Investindo fortemente em nostalgia, o episódio começa em preto e branco,  evocando a era do 2º Doutor, e rapidamente ganha cores, mostrando o Doutor e Jamie em versões mais velhas (a feição envelhecida do Doutor se explica em Jogo Mundial — o stress daquela aventura + o paradoxo temporal o envelheceu –; já a feição de Jamie pode ter sido alterada pelos Time Lords ou ele foi tirado de sua linha do tempo alguns anos depois de voltar para para lá). É impressionante como depois de tantos anos, a dupla ainda conseguiu manter a doce relação que tinham no passado — e é amplamente conhecido que o trabalho juntos fez com que Patrick Troughton e Frazer Hines se tornassem grandes amigos, então isso certamente ajudou — e como o roteiro de Robert Holmes conseguiu capturar ao mesmo tempo a linha humorística e séria que vemos na reta final dessa encarnação do Doutor.
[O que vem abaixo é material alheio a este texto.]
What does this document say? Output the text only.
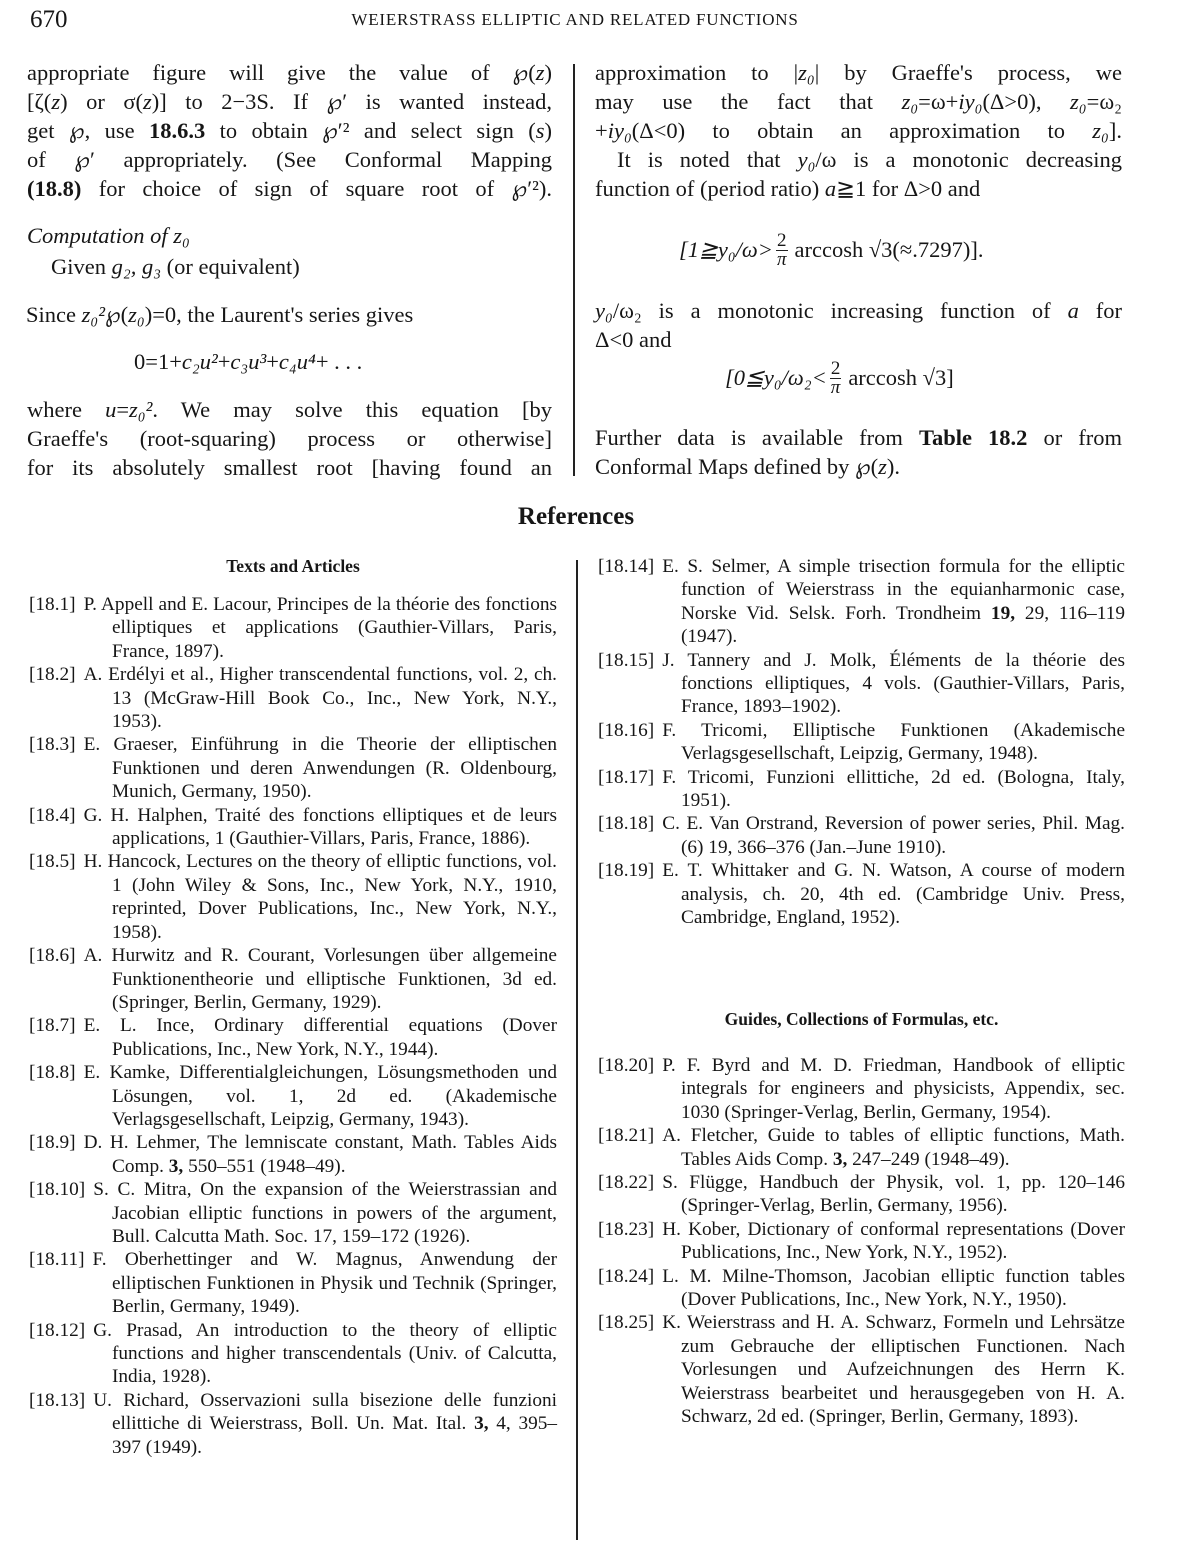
670	WEIERSTRASS ELLIPTIC AND RELATED FUNCTIONS
appropriate figure will give the value of ℘(z)
[ζ(z) or σ(z)] to 2−3S. If ℘′ is wanted instead,
get ℘, use 18.6.3 to obtain ℘′² and select sign (s)
of ℘′ appropriately. (See Conformal Mapping
(18.8) for choice of sign of square root of ℘′²).
Computation of z₀
Given g₂, g₃ (or equivalent)
Since z₀²℘(z₀)=0, the Laurent's series gives
0=1+c₂u²+c₃u³+c₄u⁴+ . . .
where u=z₀². We may solve this equation [by
Graeffe's (root-squaring) process or otherwise]
for its absolutely smallest root [having found an
approximation to |z₀| by Graeffe's process, we
may use the fact that z₀=ω+iy₀(Δ>0), z₀=ω₂
+iy₀(Δ<0) to obtain an approximation to z₀].
It is noted that y₀/ω is a monotonic decreasing
function of (period ratio) a≧1 for Δ>0 and
[1≧y₀/ω> $\frac{2}{\pi}$ arccosh √3(≈.7297)].
y₀/ω₂ is a monotonic increasing function of a for
Δ<0 and
[0≦y₀/ω₂< $\frac{2}{\pi}$ arccosh √3]
Further data is available from Table 18.2 or from
Conformal Maps defined by ℘(z).
References
Texts and Articles
[18.1] P. Appell and E. Lacour, Principes de la théorie des fonctions elliptiques et applications (Gauthier-Villars, Paris, France, 1897).
[18.2] A. Erdélyi et al., Higher transcendental functions, vol. 2, ch. 13 (McGraw-Hill Book Co., Inc., New York, N.Y., 1953).
[18.3] E. Graeser, Einführung in die Theorie der elliptischen Funktionen und deren Anwendungen (R. Oldenbourg, Munich, Germany, 1950).
[18.4] G. H. Halphen, Traité des fonctions elliptiques et de leurs applications, 1 (Gauthier-Villars, Paris, France, 1886).
[18.5] H. Hancock, Lectures on the theory of elliptic functions, vol. 1 (John Wiley & Sons, Inc., New York, N.Y., 1910, reprinted, Dover Publications, Inc., New York, N.Y., 1958).
[18.6] A. Hurwitz and R. Courant, Vorlesungen über allgemeine Funktionentheorie und elliptische Funktionen, 3d ed. (Springer, Berlin, Germany, 1929).
[18.7] E. L. Ince, Ordinary differential equations (Dover Publications, Inc., New York, N.Y., 1944).
[18.8] E. Kamke, Differentialgleichungen, Lösungsmethoden und Lösungen, vol. 1, 2d ed. (Akademische Verlagsgesellschaft, Leipzig, Germany, 1943).
[18.9] D. H. Lehmer, The lemniscate constant, Math. Tables Aids Comp. 3, 550–551 (1948–49).
[18.10] S. C. Mitra, On the expansion of the Weierstrassian and Jacobian elliptic functions in powers of the argument, Bull. Calcutta Math. Soc. 17, 159–172 (1926).
[18.11] F. Oberhettinger and W. Magnus, Anwendung der elliptischen Funktionen in Physik und Technik (Springer, Berlin, Germany, 1949).
[18.12] G. Prasad, An introduction to the theory of elliptic functions and higher transcendentals (Univ. of Calcutta, India, 1928).
[18.13] U. Richard, Osservazioni sulla bisezione delle funzioni ellittiche di Weierstrass, Boll. Un. Mat. Ital. 3, 4, 395–397 (1949).
[18.14] E. S. Selmer, A simple trisection formula for the elliptic function of Weierstrass in the equianharmonic case, Norske Vid. Selsk. Forh. Trondheim 19, 29, 116–119 (1947).
[18.15] J. Tannery and J. Molk, Éléments de la théorie des fonctions elliptiques, 4 vols. (Gauthier-Villars, Paris, France, 1893–1902).
[18.16] F. Tricomi, Elliptische Funktionen (Akademische Verlagsgesellschaft, Leipzig, Germany, 1948).
[18.17] F. Tricomi, Funzioni ellittiche, 2d ed. (Bologna, Italy, 1951).
[18.18] C. E. Van Orstrand, Reversion of power series, Phil. Mag. (6) 19, 366–376 (Jan.–June 1910).
[18.19] E. T. Whittaker and G. N. Watson, A course of modern analysis, ch. 20, 4th ed. (Cambridge Univ. Press, Cambridge, England, 1952).
Guides, Collections of Formulas, etc.
[18.20] P. F. Byrd and M. D. Friedman, Handbook of elliptic integrals for engineers and physicists, Appendix, sec. 1030 (Springer-Verlag, Berlin, Germany, 1954).
[18.21] A. Fletcher, Guide to tables of elliptic functions, Math. Tables Aids Comp. 3, 247–249 (1948–49).
[18.22] S. Flügge, Handbuch der Physik, vol. 1, pp. 120–146 (Springer-Verlag, Berlin, Germany, 1956).
[18.23] H. Kober, Dictionary of conformal representations (Dover Publications, Inc., New York, N.Y., 1952).
[18.24] L. M. Milne-Thomson, Jacobian elliptic function tables (Dover Publications, Inc., New York, N.Y., 1950).
[18.25] K. Weierstrass and H. A. Schwarz, Formeln und Lehrsätze zum Gebrauche der elliptischen Functionen. Nach Vorlesungen und Aufzeichnungen des Herrn K. Weierstrass bearbeitet und herausgegeben von H. A. Schwarz, 2d ed. (Springer, Berlin, Germany, 1893).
A chegada na Estação Espacial para o encontro com Dastari é rápida e guarda alguns mistérios, elemento que o autor utiliza para gerar humor e medo. No começo, um trecho de diálogo de The Faceless Ones é repetido (“Look at the size of that thing” / “Yes, Jamie, it’s a big one“) e a sensação de ciclo ou de retorno dos elementos canônicos da série em momentos marcantes da vida do Doutor se tornam ainda mais fortes.

O fato de a TARDIS se materializar em uma cozinha e a apresentação maravilhosa do Androgum Shockeye of the Quawncing Grig trazem algo diferente para o episódio. Um tom mais contemporâneo, dotado de forte humor negro e crítica ou alegoria a alguma coisa que ainda não sabemos, mas que logo se faria ver (ou seja, o consumo de carne animal, o que é compreensível, visto de o roteirista era vegetariano). Eu imediatamente notei sombras conceituais de O Massacre da Serra Elétrica na direção de arte da cozinha e figurinos do Androgum, e mais adiante, a cena de perseguição a Peri comprovaria que a produção realmente trouxe os momentos mais densos do filme para destacar o lado do canibalismo.

Notem que o texto vai rapidamente de uma cena de “ameaça cômica” e que a princípio tem uma conotação levemente sexual do Androgum para com Jamie (depois entenderemos que ele gosta mesmo de carne humana — ou de qualquer tipo de carne — e que um macho jovem parece ser sempre a melhor oferta) e chega até o encontro diplomático, mas nem tanto, do 2º Doutor com Dastari, um velho amigo. A discussão nesse momento é brilhante e até o silêncio de Jamie e as caras e bocas que ele faz são ótimos. Patrick Troughton mostra que é um monstro como ator e não está sozinho. Laurence Payne também está muito bem como Dastari, indo de uma discussão de defesa de cientistas em sua Estação Espacial até o desespero quando os Sontarans chegam e realiza o massacre no local.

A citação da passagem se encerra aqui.